Lembro que um dia a poesia me cochichou: “Você também vai embora, menino?” – O poeta Remisson Aniceto

Retrato

Nasci em Nova Era
e a cidade já estava ali
muito antes de mim,
com suas ladeiras fatigadas,
com sua igrejinha matriz
e um rio de nome Piracicaba
que passava
sem nenhuma pressa.

Na infância, colecionei pedras,
vi bichos mortos na estrada de ferro
e silêncios nos quintais vizinhos.
Tive também um manso medo
dos sinos que tocavam
anunciando qualquer coisa
que eu não queria saber.

Nova Era era tão pequena
que cabia num retrato 3x4
como este da minha parede
aqui na metrópole.
Nela cabia o mundo
com seus tropeiros imaginários
e as mulheres de lenço na cabeça
acotoveladas nas velhas janelas,
bordando o destino alheio.

Lembro que um dia a poesia me cochichou:
“Você também vai embora, menino?”
Fui. Mas ficou uma parte minha
num banco de praça,
numa curva do rio
e em um nome gravado
com faca no tronco do ipê.

O tempo me ensinou que a poesia
não morava apenas em Itabira, no Rio,
em Parral, no Porto ou em Paris.
Descobri que ela estava sempre comigo,
nas paredes da casa de barro onde nasci,
na fuligem das lamparinas,
no lamento dos curiangos,
no murmúrio do riachos,
no orvalho dos montes
e nos raios de sol
das manhãs novaerenses.

Hoje, dizem que Nova Era mudou.
Duvido.
Assim como mudaram o seu nome,
a cidade pode ter mudado de roupa,
mas continua com o mesmo coração
batendo entre as montanhas
da minha memória,
feito um velho relógio parado
que ainda insiste em dar as horas.

&

Ausência

Nova Era ficou grudada em mim
como poeira na pele do menino
que corria descalço e feliz
sem pensar no amanhã.

Não escolhi a minha casa,
nem a ausência do pai.
Os meus dias nasciam
junto com a fome,
com o cheiro do fogão de lenha
e com o peito batendo
por um amor adolescente
que anos depois
descobri ser proibido.

Passei a infância numa casa
que fingia não ter segredos,
com silêncios nos cantos,
murmúrios atrás das portas
e um quintal que me olhava
como se adivinhasse
os meus pensamentos.

Na escola, aprendi a ler.
Os livros me ensinaram
que o mundo era grande
e os homens,
pequenos.

Um dia me fui,
levando pedaços da cidade
nas dobras da memória.
Alguma vez tentei esquecê-la,
em vão.
Ela sempre me vinha
no cheiro de terra molhada,
em um verso de canção
ou nalgum tropeço da fala.

Saí de Nova Era,
mas ela nunca saiu de mim,
seguiu-me escondida no peito,
esperando a hora de reaparecer
num sonho,
num poema,
numa crônica,
numa agonia qualquer
nas manhãs de domingo.

Saí de Nova Era,
mas ela nunca saiu de mim,
seguiu-me escondida no peito,
esperando a hora de reaparecer
num sonho,
num poema,
numa crônica,
numa agonia qualquer
nas manhãs de domingo.

&

Café de Minas

Hoje quero te preparar o café mais puro.
Não é aquele café de máquina, artificial.
É café de Minas Gerais, marrom-escuro,
De grão colhido na hora, todo natural.

Café que a cada gole renova tua vontade de beber,
Espesso, grosso, meio amargo, saboroso,
Café quente, que te dá calor e te dá prazer,
E de surpresa pode juntar-se ao leite mais gostoso.
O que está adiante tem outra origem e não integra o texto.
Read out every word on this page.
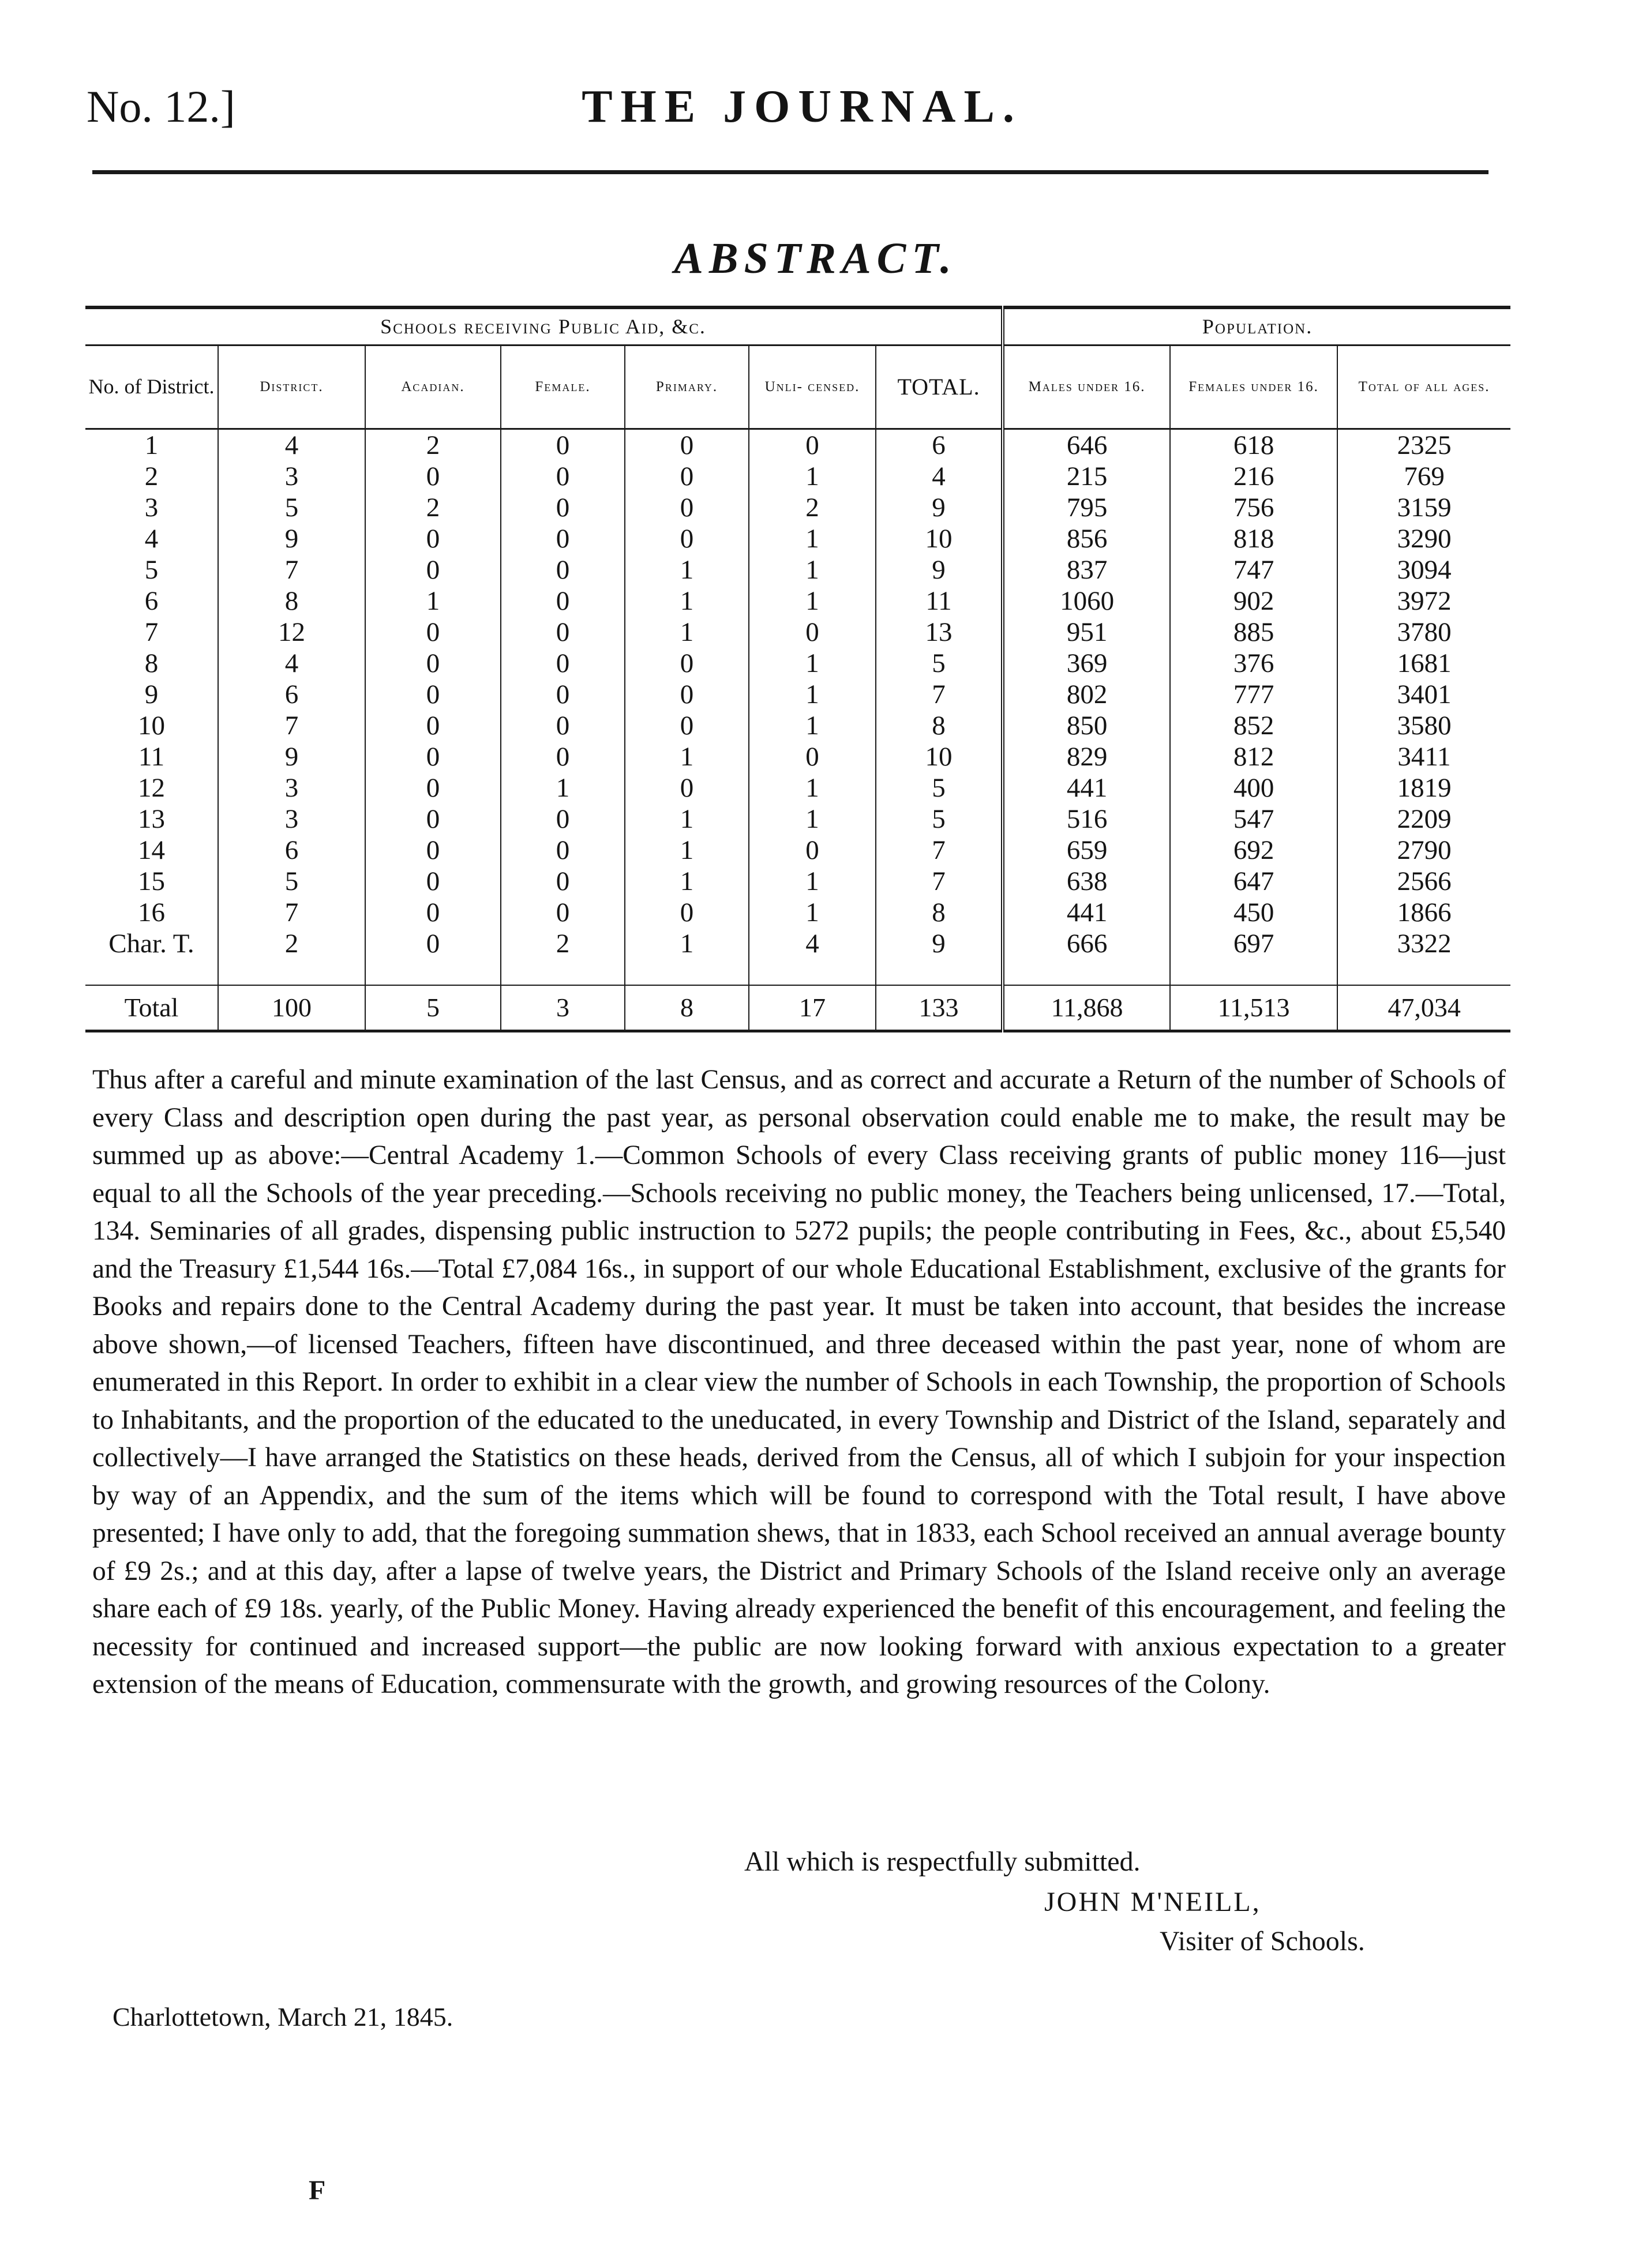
No. 12.]	THE JOURNAL.
ABSTRACT.
Schools receiving Public Aid, &c.							Population.		
No. of District.	District.	Acadian.	Female.	Primary.	Unli- censed.	TOTAL.	Males under 16.	Females under 16.	Total of all ages.
1	4	2	0	0	0	6	646	618	2325
2	3	0	0	0	1	4	215	216	769
3	5	2	0	0	2	9	795	756	3159
4	9	0	0	0	1	10	856	818	3290
5	7	0	0	1	1	9	837	747	3094
6	8	1	0	1	1	11	1060	902	3972
7	12	0	0	1	0	13	951	885	3780
8	4	0	0	0	1	5	369	376	1681
9	6	0	0	0	1	7	802	777	3401
10	7	0	0	0	1	8	850	852	3580
11	9	0	0	1	0	10	829	812	3411
12	3	0	1	0	1	5	441	400	1819
13	3	0	0	1	1	5	516	547	2209
14	6	0	0	1	0	7	659	692	2790
15	5	0	0	1	1	7	638	647	2566
16	7	0	0	0	1	8	441	450	1866
Char. T.	2	0	2	1	4	9	666	697	3322

Total	100	5	3	8	17	133	11,868	11,513	47,034
Thus after a careful and minute examination of the last Census, and as correct and accurate a Return of the number of Schools of every Class and description open during the past year, as personal observation could enable me to make, the result may be summed up as above:—Central Academy 1.—Common Schools of every Class receiving grants of public money 116—just equal to all the Schools of the year preceding.—Schools receiving no public money, the Teachers being unlicensed, 17.—Total, 134. Seminaries of all grades, dispensing public instruction to 5272 pupils; the people contributing in Fees, &c., about £5,540 and the Treasury £1,544 16s.—Total £7,084 16s., in support of our whole Educational Establishment, exclusive of the grants for Books and repairs done to the Central Academy during the past year. It must be taken into account, that besides the increase above shown,—of licensed Teachers, fifteen have discontinued, and three deceased within the past year, none of whom are enumerated in this Report. In order to exhibit in a clear view the number of Schools in each Township, the proportion of Schools to Inhabitants, and the proportion of the educated to the uneducated, in every Township and District of the Island, separately and collectively—I have arranged the Statistics on these heads, derived from the Census, all of which I subjoin for your inspection by way of an Appendix, and the sum of the items which will be found to correspond with the Total result, I have above presented; I have only to add, that the foregoing summation shews, that in 1833, each School received an annual average bounty of £9 2s.; and at this day, after a lapse of twelve years, the District and Primary Schools of the Island receive only an average share each of £9 18s. yearly, of the Public Money. Having already experienced the benefit of this encouragement, and feeling the necessity for continued and increased support—the public are now looking forward with anxious expectation to a greater extension of the means of Education, commensurate with the growth, and growing resources of the Colony.
All which is respectfully submitted.
JOHN M'NEILL,
Visiter of Schools.
Charlottetown, March 21, 1845.
F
Café torrado, brilhante, no exato ponto, maduro,
Que derrete na tua boca e te deixa mole.
Café das montanhas de Minas, de grano duro,
Que te faz suspirar de prazer a cada gole.

Se quiseres, é só pedir que iremos agora,
Ligeiros, expressos, saciar o desejo teu.
De manhã, de tarde, de noite, a qualquer hora,
Iremos sem demora, eu e o café, o café e eu.

&

Passado, Presente, Futuro

O passado é o sujeito mais estranho que nasceu.
Ele vive no meio da gente, sem saber que já morreu.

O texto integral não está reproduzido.